Behavioral Interventions in Multiple Sclerosis

A Biopsychosocial Perspective

C Heesen; S Köpke; J Kasper; J Poettgen; A Tallner; DC Mohr; SM Gold

Disclosures

Expert Rev Neurother. 2012;12(9):1089-1100. 

In This Article

Expert Commentary

Taken together, BI represent an underdeveloped area of treatment in MS when putting the disease in a biopsychosocial framework (Figure 2). Carefully performed trials have shown that these interventions can improve neuropsychiatric symptoms such as fatigue and depression, as well as enhancing coping and ameliorating cognitive dysfunction. Two recent studies[59,67] provide the first evidence that BI might also impact disease activity. A large amount of resources has been put into neuroprotective drug development, yet without convincing clinical effect. In comparison, few rigorous studies of BI have been conducted. In addition, preciously little is known about the strategies needed to successfully induce behavior change and, most importantly, how to sustain it.

Figure 2.

Biopsychosocial networks in multiple sclerosis. Displayed are the major functional systems integrating mind and body interactions. Strength of arrows indicates the extent of evidence for interactions. Integration of mind into the system is still a major area in need of research. Psychoneuroimmunology is the discipline dealing with an integration of these factors also in social and environmental contexts.

The evidence provided to date clearly supports the potential of BI as symptomatic treatments and perhaps also as disease-modifying therapies in MS. However, more work needs to be done. First and foremost, a strong theoretical and mechanistic formulation is needed. CBT is founded in cognitive neurosciences, but self-management and patient empowerment are not. While CBT is applied as the underlying concept in many interventions, rigorous standards regarding what constitutes an intervention as CBT are missing. Therefore, more classification work is needed. Additionally, interventions need to be standardized as much as possible and manuals should be made available to enhance replication and implementation, which is a neglected area. Although receiving considerable attention in the care of psychiatric symptoms, mindfulness has not thoroughly been investigated on a mechanistic level. Cognitive behavior-oriented intervention studies have often been very broad in their aims but small in sample size, short in duration and unspecific in outcomes. Many address psychological domains but behavior change or healthcare utilization has rarely been addressed. Furthermore, most studies have compared a new intervention against care as usual. Therefore, comparative studies are urgently needed to clarify the effect of different interventions. An important unanswered issue is the differential effect of face-to-face (single or group) compared with telephone or online interventions. Work in this area will provide important information regarding the active components of each approach; for example, the relevance of social support or peer counseling. Finally, we need to study different maintenance strategies such as booster sessions and internet counseling to enable and sustain behavior change.

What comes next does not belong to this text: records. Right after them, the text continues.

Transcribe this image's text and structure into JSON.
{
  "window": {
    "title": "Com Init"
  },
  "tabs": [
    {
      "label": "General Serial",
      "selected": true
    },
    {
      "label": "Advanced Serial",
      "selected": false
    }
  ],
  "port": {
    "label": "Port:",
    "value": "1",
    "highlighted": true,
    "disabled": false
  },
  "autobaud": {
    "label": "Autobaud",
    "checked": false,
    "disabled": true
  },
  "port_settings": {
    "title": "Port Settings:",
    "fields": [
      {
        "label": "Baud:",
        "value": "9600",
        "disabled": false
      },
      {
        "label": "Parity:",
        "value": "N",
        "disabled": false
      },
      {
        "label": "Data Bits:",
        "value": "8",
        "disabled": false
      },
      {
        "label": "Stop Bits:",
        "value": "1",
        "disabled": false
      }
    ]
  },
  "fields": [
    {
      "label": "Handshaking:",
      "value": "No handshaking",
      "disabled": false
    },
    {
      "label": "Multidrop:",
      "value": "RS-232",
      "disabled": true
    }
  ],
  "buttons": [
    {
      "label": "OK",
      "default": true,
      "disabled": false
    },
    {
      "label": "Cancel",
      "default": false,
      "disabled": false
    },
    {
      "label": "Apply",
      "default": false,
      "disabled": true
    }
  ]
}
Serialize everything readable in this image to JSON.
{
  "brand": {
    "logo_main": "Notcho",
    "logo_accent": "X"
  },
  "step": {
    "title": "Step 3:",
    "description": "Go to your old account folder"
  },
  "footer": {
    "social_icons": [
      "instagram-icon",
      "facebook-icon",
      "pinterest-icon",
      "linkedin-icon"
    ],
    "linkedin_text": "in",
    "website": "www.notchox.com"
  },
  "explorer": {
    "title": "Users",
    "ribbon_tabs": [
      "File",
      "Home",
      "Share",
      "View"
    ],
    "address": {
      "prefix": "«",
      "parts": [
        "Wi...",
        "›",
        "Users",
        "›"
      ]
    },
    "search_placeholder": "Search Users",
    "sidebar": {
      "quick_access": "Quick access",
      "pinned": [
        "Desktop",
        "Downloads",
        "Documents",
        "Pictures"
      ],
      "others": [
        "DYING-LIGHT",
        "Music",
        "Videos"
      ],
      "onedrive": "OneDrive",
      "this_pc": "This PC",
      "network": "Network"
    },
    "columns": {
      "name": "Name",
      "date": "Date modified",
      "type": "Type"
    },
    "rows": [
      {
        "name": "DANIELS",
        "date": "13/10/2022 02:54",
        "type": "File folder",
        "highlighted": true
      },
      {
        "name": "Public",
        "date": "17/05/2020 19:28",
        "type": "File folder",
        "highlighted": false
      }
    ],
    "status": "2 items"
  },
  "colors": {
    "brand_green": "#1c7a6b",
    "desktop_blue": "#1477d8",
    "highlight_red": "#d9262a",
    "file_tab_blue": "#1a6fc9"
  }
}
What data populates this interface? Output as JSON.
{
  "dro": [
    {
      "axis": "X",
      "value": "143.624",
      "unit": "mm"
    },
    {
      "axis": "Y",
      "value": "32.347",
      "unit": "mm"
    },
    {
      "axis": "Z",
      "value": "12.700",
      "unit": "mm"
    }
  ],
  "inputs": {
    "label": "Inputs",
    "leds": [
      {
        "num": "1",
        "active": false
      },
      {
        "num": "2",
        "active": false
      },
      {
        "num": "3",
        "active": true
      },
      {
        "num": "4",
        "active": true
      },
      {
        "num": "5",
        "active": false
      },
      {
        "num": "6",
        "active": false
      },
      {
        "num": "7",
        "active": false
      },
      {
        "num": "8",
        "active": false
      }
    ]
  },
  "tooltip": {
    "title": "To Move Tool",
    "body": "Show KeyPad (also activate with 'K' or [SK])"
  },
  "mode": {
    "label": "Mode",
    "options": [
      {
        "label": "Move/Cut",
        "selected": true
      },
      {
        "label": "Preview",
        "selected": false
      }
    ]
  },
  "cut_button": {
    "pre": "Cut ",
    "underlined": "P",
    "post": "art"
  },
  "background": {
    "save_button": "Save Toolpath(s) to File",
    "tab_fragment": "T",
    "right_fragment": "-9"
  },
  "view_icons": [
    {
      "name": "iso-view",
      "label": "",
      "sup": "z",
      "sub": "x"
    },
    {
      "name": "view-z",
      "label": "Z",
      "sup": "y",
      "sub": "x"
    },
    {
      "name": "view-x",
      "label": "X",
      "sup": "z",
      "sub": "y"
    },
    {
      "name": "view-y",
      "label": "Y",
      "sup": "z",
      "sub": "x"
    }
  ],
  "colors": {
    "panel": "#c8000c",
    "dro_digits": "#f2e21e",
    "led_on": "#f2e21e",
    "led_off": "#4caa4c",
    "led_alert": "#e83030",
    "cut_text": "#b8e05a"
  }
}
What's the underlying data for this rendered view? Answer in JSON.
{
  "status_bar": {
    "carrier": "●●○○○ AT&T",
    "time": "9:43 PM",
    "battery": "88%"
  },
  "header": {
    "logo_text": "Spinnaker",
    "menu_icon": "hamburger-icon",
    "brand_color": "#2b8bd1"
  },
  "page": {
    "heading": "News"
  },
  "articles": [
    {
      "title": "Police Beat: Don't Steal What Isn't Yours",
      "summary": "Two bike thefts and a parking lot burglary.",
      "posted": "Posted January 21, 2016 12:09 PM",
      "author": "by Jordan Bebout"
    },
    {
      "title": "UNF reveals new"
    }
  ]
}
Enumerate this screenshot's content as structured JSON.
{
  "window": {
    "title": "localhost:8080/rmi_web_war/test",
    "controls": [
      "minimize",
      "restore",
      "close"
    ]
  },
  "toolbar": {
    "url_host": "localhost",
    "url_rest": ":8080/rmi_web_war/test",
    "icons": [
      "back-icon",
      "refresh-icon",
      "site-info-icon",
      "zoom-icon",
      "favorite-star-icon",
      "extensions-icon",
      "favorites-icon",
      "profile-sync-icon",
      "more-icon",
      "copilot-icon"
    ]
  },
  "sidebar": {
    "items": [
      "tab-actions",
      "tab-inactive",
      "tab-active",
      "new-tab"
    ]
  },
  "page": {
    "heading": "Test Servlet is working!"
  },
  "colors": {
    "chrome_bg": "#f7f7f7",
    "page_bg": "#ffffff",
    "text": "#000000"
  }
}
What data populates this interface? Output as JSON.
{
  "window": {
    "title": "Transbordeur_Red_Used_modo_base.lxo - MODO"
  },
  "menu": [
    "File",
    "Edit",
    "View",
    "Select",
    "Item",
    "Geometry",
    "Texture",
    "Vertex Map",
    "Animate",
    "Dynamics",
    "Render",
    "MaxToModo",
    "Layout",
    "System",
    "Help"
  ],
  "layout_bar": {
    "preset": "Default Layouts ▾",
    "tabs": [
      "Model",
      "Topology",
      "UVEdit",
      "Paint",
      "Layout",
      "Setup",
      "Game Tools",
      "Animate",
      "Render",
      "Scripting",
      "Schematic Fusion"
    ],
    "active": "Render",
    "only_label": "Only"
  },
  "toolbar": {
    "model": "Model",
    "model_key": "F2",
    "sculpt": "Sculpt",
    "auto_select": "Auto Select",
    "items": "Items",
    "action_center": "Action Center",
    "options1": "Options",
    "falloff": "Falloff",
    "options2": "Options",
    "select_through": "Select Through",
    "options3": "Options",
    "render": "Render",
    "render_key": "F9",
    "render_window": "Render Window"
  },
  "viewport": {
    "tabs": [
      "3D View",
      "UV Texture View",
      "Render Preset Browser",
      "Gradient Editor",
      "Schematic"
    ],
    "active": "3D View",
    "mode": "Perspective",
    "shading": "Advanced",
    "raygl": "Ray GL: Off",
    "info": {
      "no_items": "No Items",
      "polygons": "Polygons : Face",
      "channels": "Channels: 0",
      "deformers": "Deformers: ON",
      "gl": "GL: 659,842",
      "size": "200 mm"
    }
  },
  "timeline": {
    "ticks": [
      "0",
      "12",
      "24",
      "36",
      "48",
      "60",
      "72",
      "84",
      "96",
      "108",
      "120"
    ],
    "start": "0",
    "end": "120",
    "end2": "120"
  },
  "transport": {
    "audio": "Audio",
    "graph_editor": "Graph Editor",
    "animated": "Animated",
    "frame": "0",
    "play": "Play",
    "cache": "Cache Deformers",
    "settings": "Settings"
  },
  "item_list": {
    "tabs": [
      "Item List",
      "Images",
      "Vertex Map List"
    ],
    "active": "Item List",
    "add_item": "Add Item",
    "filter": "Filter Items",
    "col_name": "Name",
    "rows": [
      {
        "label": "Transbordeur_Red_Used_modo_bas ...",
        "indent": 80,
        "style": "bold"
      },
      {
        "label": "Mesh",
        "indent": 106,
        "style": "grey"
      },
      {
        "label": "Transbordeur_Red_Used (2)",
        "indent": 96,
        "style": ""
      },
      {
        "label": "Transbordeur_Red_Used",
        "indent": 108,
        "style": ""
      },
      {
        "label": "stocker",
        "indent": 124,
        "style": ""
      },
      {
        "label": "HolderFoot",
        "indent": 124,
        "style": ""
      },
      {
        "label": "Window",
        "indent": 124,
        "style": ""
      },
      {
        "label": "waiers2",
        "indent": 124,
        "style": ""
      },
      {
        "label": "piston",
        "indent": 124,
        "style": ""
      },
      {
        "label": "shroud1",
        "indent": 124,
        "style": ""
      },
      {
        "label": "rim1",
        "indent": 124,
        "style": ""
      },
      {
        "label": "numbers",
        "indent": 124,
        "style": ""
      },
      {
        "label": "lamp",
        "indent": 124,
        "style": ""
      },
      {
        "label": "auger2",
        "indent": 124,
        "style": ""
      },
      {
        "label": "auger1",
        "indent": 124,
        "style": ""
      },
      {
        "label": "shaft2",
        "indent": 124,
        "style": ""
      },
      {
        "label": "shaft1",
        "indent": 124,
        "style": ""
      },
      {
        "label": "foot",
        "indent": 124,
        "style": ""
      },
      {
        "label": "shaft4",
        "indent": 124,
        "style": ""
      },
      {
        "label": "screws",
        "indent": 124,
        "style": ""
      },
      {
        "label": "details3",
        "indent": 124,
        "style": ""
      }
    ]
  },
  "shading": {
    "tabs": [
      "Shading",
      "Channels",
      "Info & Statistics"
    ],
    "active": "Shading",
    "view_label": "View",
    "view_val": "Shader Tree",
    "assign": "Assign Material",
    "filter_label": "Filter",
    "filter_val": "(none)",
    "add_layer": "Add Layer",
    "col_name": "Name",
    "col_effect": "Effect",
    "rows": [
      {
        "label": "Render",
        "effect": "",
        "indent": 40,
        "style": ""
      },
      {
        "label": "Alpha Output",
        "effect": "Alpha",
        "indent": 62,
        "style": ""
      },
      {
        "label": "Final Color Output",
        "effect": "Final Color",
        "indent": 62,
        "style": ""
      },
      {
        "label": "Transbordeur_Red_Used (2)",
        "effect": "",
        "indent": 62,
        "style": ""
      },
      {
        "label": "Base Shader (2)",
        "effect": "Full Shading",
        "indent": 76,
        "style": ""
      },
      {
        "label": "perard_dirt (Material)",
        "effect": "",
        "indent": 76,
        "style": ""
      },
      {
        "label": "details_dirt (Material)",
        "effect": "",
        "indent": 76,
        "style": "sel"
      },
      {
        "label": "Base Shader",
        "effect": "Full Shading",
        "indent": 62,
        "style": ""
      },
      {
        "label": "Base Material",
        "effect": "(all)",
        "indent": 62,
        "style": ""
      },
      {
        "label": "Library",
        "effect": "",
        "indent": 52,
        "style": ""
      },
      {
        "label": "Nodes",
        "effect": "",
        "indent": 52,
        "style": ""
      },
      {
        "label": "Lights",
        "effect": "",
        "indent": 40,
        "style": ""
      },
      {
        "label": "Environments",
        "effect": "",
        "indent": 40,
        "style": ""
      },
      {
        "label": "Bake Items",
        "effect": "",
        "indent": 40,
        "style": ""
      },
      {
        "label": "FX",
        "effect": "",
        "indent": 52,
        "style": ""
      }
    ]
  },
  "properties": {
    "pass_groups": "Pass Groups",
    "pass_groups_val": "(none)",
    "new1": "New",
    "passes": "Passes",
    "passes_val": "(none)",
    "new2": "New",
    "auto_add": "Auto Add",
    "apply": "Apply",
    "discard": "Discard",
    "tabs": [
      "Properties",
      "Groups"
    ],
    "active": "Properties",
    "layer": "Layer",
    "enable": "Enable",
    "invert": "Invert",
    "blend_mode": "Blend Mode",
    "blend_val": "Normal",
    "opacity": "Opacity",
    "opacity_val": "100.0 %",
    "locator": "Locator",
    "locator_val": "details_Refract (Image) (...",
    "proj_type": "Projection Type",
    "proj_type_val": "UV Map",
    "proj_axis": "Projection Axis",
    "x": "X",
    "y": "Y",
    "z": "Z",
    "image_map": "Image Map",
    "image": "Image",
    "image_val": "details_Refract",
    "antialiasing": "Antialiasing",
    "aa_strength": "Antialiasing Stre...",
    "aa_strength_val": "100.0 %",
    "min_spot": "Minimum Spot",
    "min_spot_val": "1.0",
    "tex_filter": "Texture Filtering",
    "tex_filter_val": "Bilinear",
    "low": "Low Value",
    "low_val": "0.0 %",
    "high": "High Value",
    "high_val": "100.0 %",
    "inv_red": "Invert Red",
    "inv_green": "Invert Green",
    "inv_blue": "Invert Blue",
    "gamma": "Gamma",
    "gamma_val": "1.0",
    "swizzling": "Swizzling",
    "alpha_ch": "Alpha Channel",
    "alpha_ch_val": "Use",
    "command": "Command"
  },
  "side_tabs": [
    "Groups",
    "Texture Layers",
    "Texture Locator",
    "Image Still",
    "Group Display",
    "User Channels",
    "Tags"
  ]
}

Based on the evidence available, we conclude that among the established BI, EBPI is the most promising approach to enhance self-management and decision autonomy. Increasing evidence suggests that exercise could be a putative neuroprotective therapy in MS, but this remains to be shown in rigorously designed RCTs. CBT as well as mindfulness and exercise appear to be effective symptomatic treatments to control fatigue and depression, and may have beneficial effects on cognitive function. To take this area of research to the next level, clinical studies from Phase I to IV trials, modeled after drug development studies and employing generally accepted outcome measures, are urgently needed. This may finally lead to reimbursement of interventions by insurances or national health services.